Metformin, a medication originally developed for type 2 diabetes, is sometimes used alongside these drugs. It works by improving insulin sensitivity, which reduces androgen levels and can help restore menstrual regularity. On its own, metformin produces modest results: one large trial found a live birth rate of just 7.2% with metformin alone, compared to 23% with clomiphene alone and nearly 27% with the two combined. Current guidelines position metformin as a useful add-on, particularly for non-obese women or those who don’t respond to clomiphene by itself.
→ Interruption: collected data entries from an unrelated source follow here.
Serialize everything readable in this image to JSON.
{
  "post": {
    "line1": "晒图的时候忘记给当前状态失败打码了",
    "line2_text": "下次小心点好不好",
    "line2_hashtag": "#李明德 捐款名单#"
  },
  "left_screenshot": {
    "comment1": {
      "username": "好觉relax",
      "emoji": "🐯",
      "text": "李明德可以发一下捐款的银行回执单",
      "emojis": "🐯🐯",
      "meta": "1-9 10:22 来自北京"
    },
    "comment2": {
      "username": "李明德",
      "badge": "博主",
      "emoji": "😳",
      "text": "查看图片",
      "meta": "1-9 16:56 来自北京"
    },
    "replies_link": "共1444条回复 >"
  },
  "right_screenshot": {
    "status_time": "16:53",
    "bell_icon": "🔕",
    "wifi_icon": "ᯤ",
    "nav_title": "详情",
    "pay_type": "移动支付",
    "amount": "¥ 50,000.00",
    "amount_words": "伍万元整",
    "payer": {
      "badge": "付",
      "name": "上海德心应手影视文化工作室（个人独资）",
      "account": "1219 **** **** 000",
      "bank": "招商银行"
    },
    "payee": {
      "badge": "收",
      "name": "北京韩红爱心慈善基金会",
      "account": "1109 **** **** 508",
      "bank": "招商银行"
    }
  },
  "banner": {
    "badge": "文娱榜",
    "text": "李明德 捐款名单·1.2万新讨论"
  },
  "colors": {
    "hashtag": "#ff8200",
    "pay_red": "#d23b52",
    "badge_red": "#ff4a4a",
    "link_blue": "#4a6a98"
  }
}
IVF and Assisted Reproduction
If ovulation-inducing medications don’t lead to pregnancy after several cycles, in vitro fertilization (IVF) is the next option. Women with PCOS actually tend to do well with IVF compared to women with other causes of infertility, largely because their ovaries respond strongly to stimulation medications. A study comparing PCOS patients to women with tubal factor infertility found a cumulative live birth rate over two years of 55.5% for PCOS versus 38% for the comparison group.
The main risk during IVF for PCOS patients is ovarian hyperstimulation syndrome (OHSS), where the ovaries over-respond to stimulation drugs and become swollen and painful. Fertility specialists use lower medication doses and specific protocols to minimize this risk. The strong ovarian response that makes OHSS more likely is also what produces more eggs per cycle, contributing to the higher success rates.
Pregnancy Risks With PCOS
Getting pregnant is one milestone, but PCOS also affects what happens during pregnancy. Women with the condition face significantly higher rates of gestational diabetes, preeclampsia (dangerously high blood pressure), and preterm birth. The risk of gestational diabetes is especially elevated in women who are over 30, have a BMI of 24 or higher, or had insulin resistance before pregnancy.
These risks don’t mean a healthy pregnancy isn’t possible. They mean closer monitoring is warranted. Most providers will screen for gestational diabetes earlier than usual and track blood pressure more frequently. Maintaining a healthy weight before conception and managing insulin resistance with diet, exercise, or medication during the preconception period can meaningfully reduce these complications.